Since 1997, electric utilities have shipped four huge nuclear reactors to the 235 acre site, and two more are on the way. The shipments are occurring as Chem-Nuclear is seeking permission from the state to put more low-level waste in the landfill before it closes to the nation in 2008.

From 2002 to 2003, the most radioactive type of low level waste allowed at the landfill- called Class C waste- rose from 10,500 cubic feet to more than 19,000 cubic feet, according to Chem-Nuclear figures.

That's about 30 percent of the total low-level nuclear waste dumped at Barnwell in 2003, according to Chem-Nuclear.

About five years ago, the percentage of more radioactive Class C waste going to Barnwell was about 4 percent, or about 9,700 cubic feet, the company says.
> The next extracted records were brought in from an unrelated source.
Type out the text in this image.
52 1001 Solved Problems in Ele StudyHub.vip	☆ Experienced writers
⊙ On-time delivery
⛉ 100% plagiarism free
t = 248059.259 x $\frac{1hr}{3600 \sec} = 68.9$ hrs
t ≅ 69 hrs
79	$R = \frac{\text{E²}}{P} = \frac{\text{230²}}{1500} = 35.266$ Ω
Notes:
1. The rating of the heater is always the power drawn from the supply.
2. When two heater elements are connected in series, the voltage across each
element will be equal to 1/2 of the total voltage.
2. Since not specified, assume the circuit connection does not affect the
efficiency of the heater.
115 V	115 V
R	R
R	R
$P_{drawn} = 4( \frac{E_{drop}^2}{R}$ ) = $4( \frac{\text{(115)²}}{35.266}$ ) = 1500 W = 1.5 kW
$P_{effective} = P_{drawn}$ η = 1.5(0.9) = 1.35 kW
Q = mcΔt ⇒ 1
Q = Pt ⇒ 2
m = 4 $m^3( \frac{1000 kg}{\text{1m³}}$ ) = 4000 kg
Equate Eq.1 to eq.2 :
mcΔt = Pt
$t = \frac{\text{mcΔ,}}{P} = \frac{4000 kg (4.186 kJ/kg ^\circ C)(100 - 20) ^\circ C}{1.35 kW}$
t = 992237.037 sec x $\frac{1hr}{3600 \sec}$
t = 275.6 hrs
Chem-Nuclear spokeswoman Deborah Ogilvie said the company is getting a higher percentage of the most radioactive Class C low-level waste because of competition for the least radioactive Class A waste.

Envirocare Inc., located in Utah, is offering lower prices to take the least radioactive waste, said Ogilvie and power company representatives. As a result, companies such as Duke Energy, SCE&G and Progress Energy, are sending their least contaminated radioactive waste to Envirocare's waste dump in Utah. The price difference was unavailable.

In many cases, contamination on use nuclear reactors and other types of more radioactive Class C waste will take up to 500 years or more to decay, according to the S.C. Department of Health and Environmental Control. The lightly contaminated Class A waste takes about 100 years to decay.

The 235-acre facility occupies property owned by the State of South Carolina and leased to Chem-Nuclear Systems. The Barnwell Waste Management Facility operates under the authority of Radioactive Material License 097 issued by the South Carolina Department of Health and Environmental Control (DHEC). Since the disposal facility began operation in 1971, about 28 million cubic feet or 90% of the available disposal volume has been used.